Many studies of quality of life suggest that interpersonal relations are an important aspect, or perhaps the most important aspect, of quality of life. For example, Wilkening and McGranahan (1978) found that change in interpersonal relations appear to contribute more heavily to satisfaction with quality of life than does either socioeconomic status or social participation.

Combining these subjective and objective quality of life measures, the NCRCRD study, led by Regina Striegel, conducted a survey of men and women in farmers' groups in the North Central region. Relating the objective measures with subjective measures of quality of life, we found:

  1. Quality of life is not related- either positively or negatively-to standard of living.
  2. Having choices in the productive work that you do is the most important dimension of quality of life. (Note how this relates to the ability to do for one's self, as was found in the medical research on quality of life.)
  3. The respect of family and people who matter to you in your communities of place and interest is the second key dimension of quality of life.


Rural development is most effective in increasing quality of life when it can increase diversity, both in the environment and in the economy, which can increase social capital-the norms and networks that provide for a collective identity and mutual respect. It can also increase standard of living.
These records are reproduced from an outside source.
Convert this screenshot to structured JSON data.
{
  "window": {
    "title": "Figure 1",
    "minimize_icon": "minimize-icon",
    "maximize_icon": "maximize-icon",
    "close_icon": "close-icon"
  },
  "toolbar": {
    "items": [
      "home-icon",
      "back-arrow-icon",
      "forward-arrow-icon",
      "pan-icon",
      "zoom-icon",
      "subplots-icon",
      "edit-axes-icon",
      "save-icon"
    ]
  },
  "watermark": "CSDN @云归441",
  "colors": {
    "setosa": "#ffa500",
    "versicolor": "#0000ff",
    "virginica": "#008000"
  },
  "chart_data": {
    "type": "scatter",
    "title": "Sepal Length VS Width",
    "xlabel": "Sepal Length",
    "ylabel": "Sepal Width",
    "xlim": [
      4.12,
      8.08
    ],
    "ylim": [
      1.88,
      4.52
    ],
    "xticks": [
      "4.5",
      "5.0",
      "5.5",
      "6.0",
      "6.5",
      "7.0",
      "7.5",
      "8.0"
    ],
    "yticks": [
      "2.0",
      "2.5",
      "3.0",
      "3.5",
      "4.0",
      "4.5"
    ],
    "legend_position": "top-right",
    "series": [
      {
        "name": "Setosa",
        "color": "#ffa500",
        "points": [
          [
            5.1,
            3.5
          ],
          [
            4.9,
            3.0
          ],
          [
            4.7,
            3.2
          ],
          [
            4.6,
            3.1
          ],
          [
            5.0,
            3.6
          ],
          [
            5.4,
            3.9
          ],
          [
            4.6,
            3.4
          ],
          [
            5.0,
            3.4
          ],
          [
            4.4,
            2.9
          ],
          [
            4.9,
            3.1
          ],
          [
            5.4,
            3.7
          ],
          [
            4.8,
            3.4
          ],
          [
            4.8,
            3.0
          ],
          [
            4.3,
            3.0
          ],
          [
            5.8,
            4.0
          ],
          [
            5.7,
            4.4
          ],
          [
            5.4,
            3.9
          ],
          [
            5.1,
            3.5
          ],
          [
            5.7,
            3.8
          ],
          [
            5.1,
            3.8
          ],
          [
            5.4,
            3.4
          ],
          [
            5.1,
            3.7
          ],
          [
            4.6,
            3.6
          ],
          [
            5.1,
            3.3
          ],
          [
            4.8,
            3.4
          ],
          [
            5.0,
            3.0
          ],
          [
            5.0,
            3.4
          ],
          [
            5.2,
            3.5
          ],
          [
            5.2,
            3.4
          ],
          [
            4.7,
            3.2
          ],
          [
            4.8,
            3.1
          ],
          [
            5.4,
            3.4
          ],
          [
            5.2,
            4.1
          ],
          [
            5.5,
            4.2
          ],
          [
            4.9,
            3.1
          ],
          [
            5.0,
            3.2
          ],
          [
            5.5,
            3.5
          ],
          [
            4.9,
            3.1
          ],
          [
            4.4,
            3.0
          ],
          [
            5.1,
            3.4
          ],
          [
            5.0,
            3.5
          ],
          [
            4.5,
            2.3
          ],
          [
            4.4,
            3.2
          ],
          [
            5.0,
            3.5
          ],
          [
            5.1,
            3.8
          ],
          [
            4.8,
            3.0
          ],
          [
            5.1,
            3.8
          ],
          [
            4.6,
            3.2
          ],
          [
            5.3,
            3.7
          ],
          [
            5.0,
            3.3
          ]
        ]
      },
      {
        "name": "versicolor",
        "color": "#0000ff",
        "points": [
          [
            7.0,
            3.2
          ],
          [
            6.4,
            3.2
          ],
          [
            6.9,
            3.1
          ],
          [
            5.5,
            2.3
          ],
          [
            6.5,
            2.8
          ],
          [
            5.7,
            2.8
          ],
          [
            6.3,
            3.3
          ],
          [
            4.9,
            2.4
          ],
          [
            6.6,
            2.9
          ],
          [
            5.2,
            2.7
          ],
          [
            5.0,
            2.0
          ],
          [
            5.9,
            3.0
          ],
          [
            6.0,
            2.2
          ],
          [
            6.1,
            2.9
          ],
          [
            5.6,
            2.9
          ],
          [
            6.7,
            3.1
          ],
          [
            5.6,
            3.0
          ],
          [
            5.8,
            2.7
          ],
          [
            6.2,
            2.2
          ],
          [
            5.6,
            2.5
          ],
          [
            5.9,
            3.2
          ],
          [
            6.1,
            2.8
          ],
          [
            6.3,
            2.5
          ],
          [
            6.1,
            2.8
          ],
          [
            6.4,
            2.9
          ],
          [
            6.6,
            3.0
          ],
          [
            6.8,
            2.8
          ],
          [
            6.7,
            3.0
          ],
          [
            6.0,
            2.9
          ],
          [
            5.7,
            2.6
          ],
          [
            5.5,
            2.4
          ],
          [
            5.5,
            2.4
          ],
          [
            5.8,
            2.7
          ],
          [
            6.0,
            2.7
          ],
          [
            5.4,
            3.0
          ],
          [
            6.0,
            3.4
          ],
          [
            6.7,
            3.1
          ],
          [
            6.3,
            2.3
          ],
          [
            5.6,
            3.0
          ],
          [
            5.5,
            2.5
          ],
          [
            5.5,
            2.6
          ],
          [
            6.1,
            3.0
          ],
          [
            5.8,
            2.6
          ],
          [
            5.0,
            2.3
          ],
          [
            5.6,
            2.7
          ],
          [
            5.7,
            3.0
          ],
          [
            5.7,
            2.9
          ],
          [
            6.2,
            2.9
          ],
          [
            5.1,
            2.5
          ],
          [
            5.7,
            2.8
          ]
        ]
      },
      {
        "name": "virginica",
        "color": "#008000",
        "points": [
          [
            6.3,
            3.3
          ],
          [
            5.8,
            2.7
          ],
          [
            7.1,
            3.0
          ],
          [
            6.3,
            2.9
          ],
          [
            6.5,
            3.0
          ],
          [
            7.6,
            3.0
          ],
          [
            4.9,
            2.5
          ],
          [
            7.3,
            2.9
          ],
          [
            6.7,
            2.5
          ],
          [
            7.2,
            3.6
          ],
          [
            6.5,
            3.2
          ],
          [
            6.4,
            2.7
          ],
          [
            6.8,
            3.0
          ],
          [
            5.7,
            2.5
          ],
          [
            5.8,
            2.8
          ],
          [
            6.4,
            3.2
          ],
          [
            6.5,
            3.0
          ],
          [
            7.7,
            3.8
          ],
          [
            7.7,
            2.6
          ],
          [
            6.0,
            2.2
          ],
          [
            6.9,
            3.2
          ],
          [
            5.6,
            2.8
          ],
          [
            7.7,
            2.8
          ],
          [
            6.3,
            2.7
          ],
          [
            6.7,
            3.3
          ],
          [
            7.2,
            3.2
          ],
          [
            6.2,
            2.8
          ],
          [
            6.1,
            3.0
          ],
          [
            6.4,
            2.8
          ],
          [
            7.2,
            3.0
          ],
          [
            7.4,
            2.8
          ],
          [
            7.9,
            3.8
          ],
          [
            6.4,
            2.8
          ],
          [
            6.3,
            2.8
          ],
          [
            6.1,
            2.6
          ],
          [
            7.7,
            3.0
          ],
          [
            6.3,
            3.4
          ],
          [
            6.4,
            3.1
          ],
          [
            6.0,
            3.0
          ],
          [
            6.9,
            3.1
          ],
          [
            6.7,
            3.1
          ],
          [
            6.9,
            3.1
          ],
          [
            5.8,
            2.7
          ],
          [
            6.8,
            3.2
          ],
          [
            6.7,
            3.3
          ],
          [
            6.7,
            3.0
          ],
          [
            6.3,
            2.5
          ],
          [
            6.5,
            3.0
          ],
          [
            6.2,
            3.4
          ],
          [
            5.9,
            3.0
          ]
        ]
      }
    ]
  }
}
Efforts to promote standard of living that ignore these dimensions of quality of life may have serious negative consequences for people and places.

References

Eco, Humberto. 1976. A Theory of Semiotics. Bloomington: Indiana University Press.

Eyles, John. 1990. "Objectifying the Subjective: The Measurement of Environmental Quality." Social Indicators Research 22:139-153.

Heller, Steve. 1987. The Automotive History of Lucky Kellerman. Chelsea, VT: Chelsea Green Publishing Company.

Moum, Torbjorn. 1988. "Yea Saying and Mood of the Day Effects in Self-reported Quality of Life." Social Indicators Research 117-139.

Schuessler, K.F. and G.A. Fisher. 1985. "Quality of Life Research in Sociology." Annual Review of Sociology 11:129-149.

Wilkening, E.A., and D. McGranahan. 1978. "Correlates of Subjective Well Being in Northern Wisconsin." Social Indicators Research 5:211-234.